Proponents of neuroscientific evidence say it can help make the judicial system more accurate and less biased on matters of guilt, punishment, and treatment, on the detection of lies and bias, and in the prediction of criminal behavior. They believe the result could be less crime and fewer people in prisons. Skeptics fear that brain-imaging technology poses a threat to privacy and notions of personal responsibility. Both scientists and legal scholars warn that failing to properly integrate neuroscience and law could harm the legal system by sending the wrong people to prison, and by creating skepticism about some of the laws basic assumptions.
Neuroscientific evidence has already been used to persuade jurors in sentencing decisions, and courts have admitted brain-imaging evidence during criminal trials to support pleas of insanity, said Michael Gazzaniga, co-director of the project.
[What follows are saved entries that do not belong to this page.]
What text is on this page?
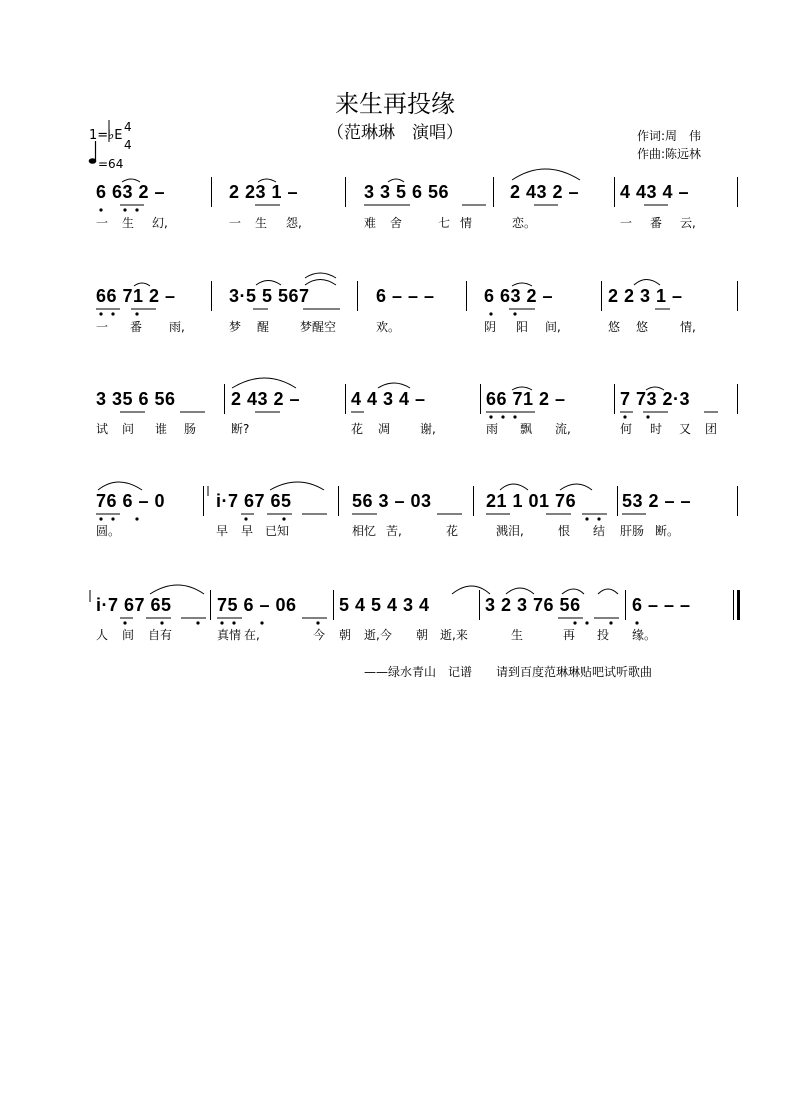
来生再投缘
（范琳琳　演唱）	作词:周　伟
作曲:陈远林
1=♭E
4
4
=64
6 63 2 –	2 23 1 –	3 3 5 6 56	2 43 2 – 4 43 4 –
一 生 幻,	一 生 怨,	难 舍	七 情	恋。	一 番 云,
66 71 2 –	3·5 5 567	6 – – –	6 63 2 –	2 2 3 1 –
一 番 雨,	梦 醒	梦醒空	欢。	阴 阳 间,	悠 悠	情,
3 35 6 56	2 43 2 –	4 4 3 4 –	66 71 2 –	7 73 2·3
试 问 谁 肠	断?	花 凋 谢,	雨 飘 流,	何 时 又 团
76 6 – 0	i·7 67 65	56 3 – 03	21 1 01 76	53 2 – –
圆。	早 早 已知	相忆 苦,	花	溅泪,	恨 结 肝肠 断。
i·7 67 65	75 6 – 06 5 4 5 4 3 4	3 2 3 76 56	6 – – –
人 间 自有	真情 在,	今 朝 逝,今 朝 逝,来	生	再 投 缘。
——绿水青山　记谱　　请到百度范琳琳贴吧试听歌曲
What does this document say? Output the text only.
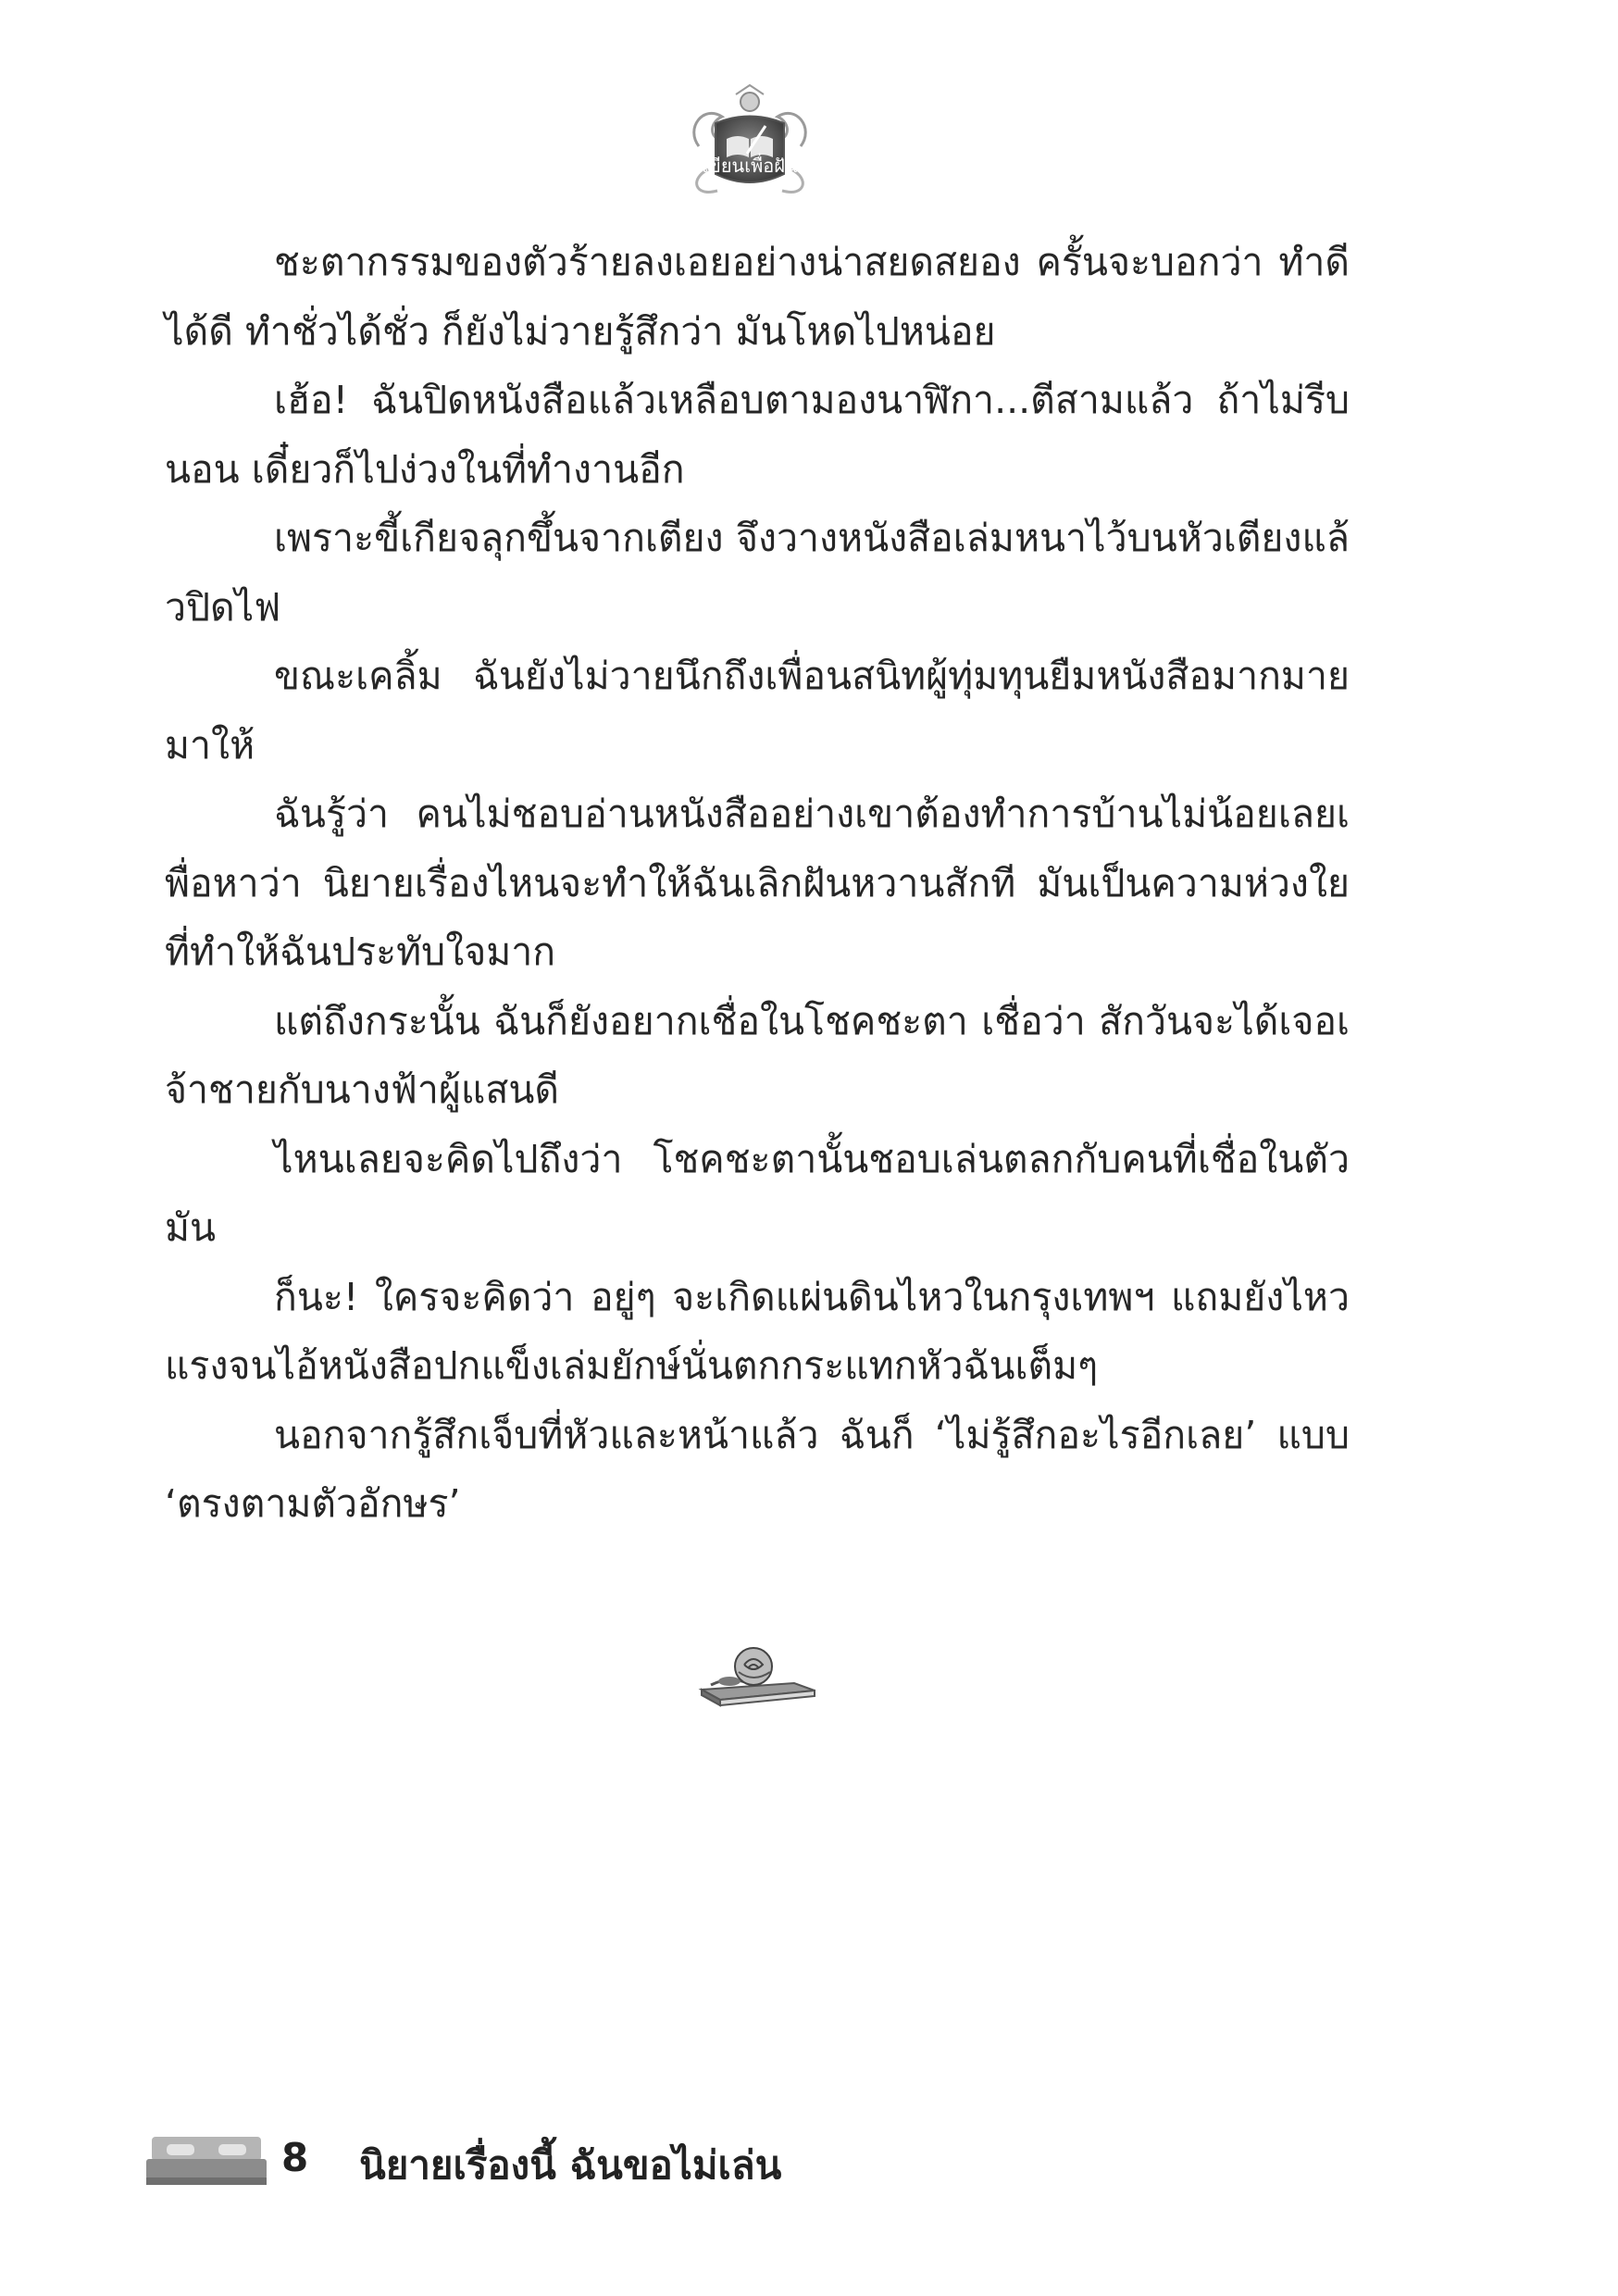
เขียนเพื่อฝัน

ชะตากรรมของตัวร้ายลงเอยอย่างน่าสยดสยอง ครั้นจะบอกว่า ทำดีได้ดี ทำชั่วได้ชั่ว ก็ยังไม่วายรู้สึกว่า มันโหดไปหน่อย

เฮ้อ! ฉันปิดหนังสือแล้วเหลือบตามองนาฬิกา...ตีสามแล้ว ถ้าไม่รีบนอน เดี๋ยวก็ไปง่วงในที่ทำงานอีก

เพราะขี้เกียจลุกขึ้นจากเตียง จึงวางหนังสือเล่มหนาไว้บนหัวเตียงแล้วปิดไฟ

ขณะเคลิ้ม ฉันยังไม่วายนึกถึงเพื่อนสนิทผู้ทุ่มทุนยืมหนังสือมากมายมาให้

ฉันรู้ว่า คนไม่ชอบอ่านหนังสืออย่างเขาต้องทำการบ้านไม่น้อยเลยเพื่อหาว่า นิยายเรื่องไหนจะทำให้ฉันเลิกฝันหวานสักที มันเป็นความห่วงใยที่ทำให้ฉันประทับใจมาก

แต่ถึงกระนั้น ฉันก็ยังอยากเชื่อในโชคชะตา เชื่อว่า สักวันจะได้เจอเจ้าชายกับนางฟ้าผู้แสนดี

ไหนเลยจะคิดไปถึงว่า โชคชะตานั้นชอบเล่นตลกกับคนที่เชื่อในตัวมัน

ก็นะ! ใครจะคิดว่า อยู่ๆ จะเกิดแผ่นดินไหวในกรุงเทพฯ แถมยังไหวแรงจนไอ้หนังสือปกแข็งเล่มยักษ์นั่นตกกระแทกหัวฉันเต็มๆ

นอกจากรู้สึกเจ็บที่หัวและหน้าแล้ว ฉันก็ ‘ไม่รู้สึกอะไรอีกเลย’ แบบ ‘ตรงตามตัวอักษร’

8 นิยายเรื่องนี้ ฉันขอไม่เล่น
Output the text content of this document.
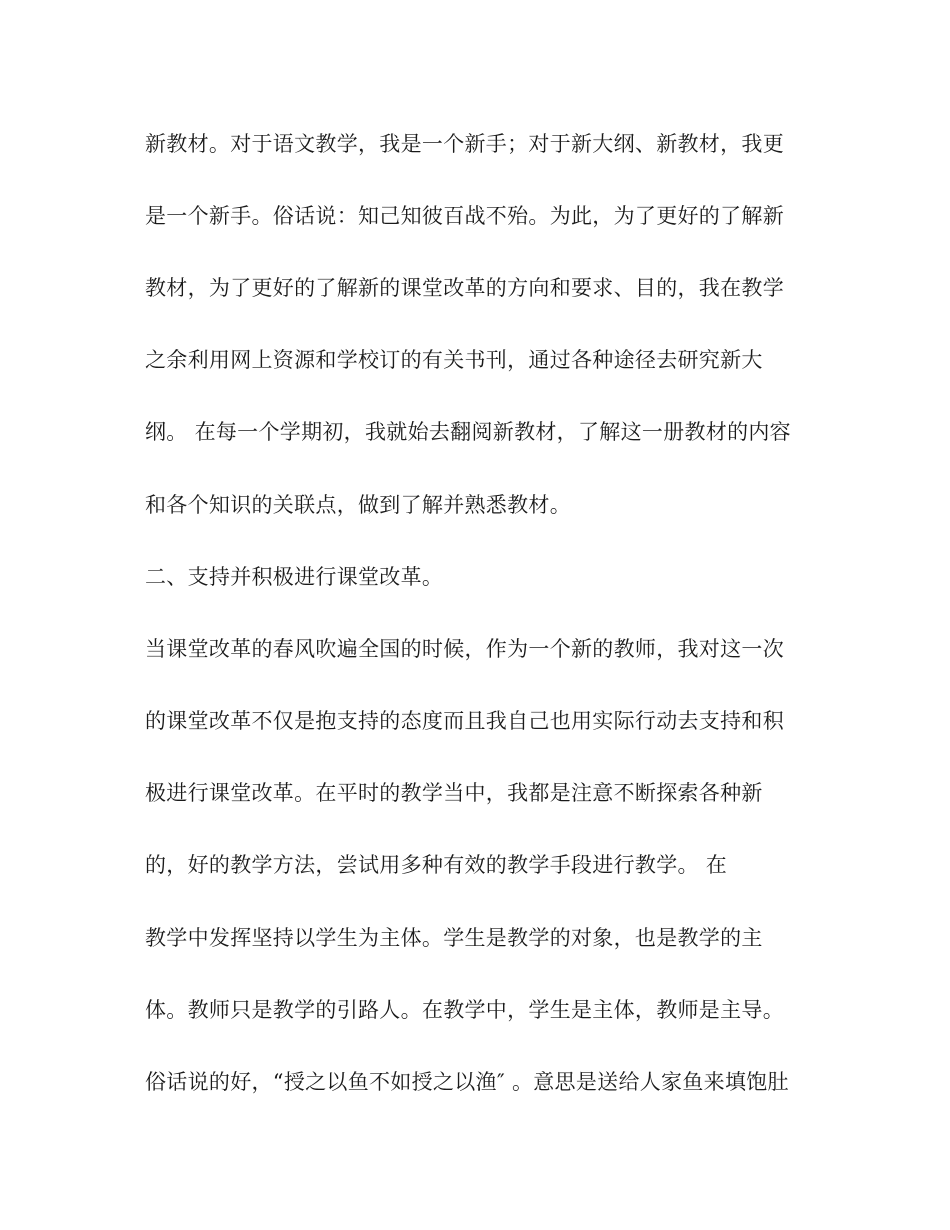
新教材。对于语文教学，我是一个新手；对于新大纲、新教材，我更
是一个新手。俗话说：知己知彼百战不殆。为此，为了更好的了解新
教材，为了更好的了解新的课堂改革的方向和要求、目的，我在教学
之余利用网上资源和学校订的有关书刊，通过各种途径去研究新大
纲。 在每一个学期初，我就始去翻阅新教材，了解这一册教材的内容
和各个知识的关联点，做到了解并熟悉教材。
二、支持并积极进行课堂改革。
当课堂改革的春风吹遍全国的时候，作为一个新的教师，我对这一次
的课堂改革不仅是抱支持的态度而且我自己也用实际行动去支持和积
极进行课堂改革。在平时的教学当中，我都是注意不断探索各种新
的，好的教学方法，尝试用多种有效的教学手段进行教学。 在
教学中发挥坚持以学生为主体。学生是教学的对象，也是教学的主
体。教师只是教学的引路人。在教学中，学生是主体，教师是主导。
俗话说的好，“授之以鱼不如授之以渔″ 。意思是送给人家鱼来填饱肚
Without a solid, mutual understanding of each others fields, lawyers and judges cannot respond in an informed way to developments in neuroscience, and scientists cannot properly advise lawyers or recognize the legal relevance of their current and future research.
The Gruter Institute will lead the education and outreach work under the grant, overseeing numerous yearly conferences aimed at educating state and federal judges and others in the legal arena about neuroscientific findings relevant to the law. This agenda has been a long time coming and the Gruter Institute has played a major role over the past two decades in cultivating these important memes. Kudos to Gruter and the rest of the scholars involved in helping us prepare for our emerging neurosociety.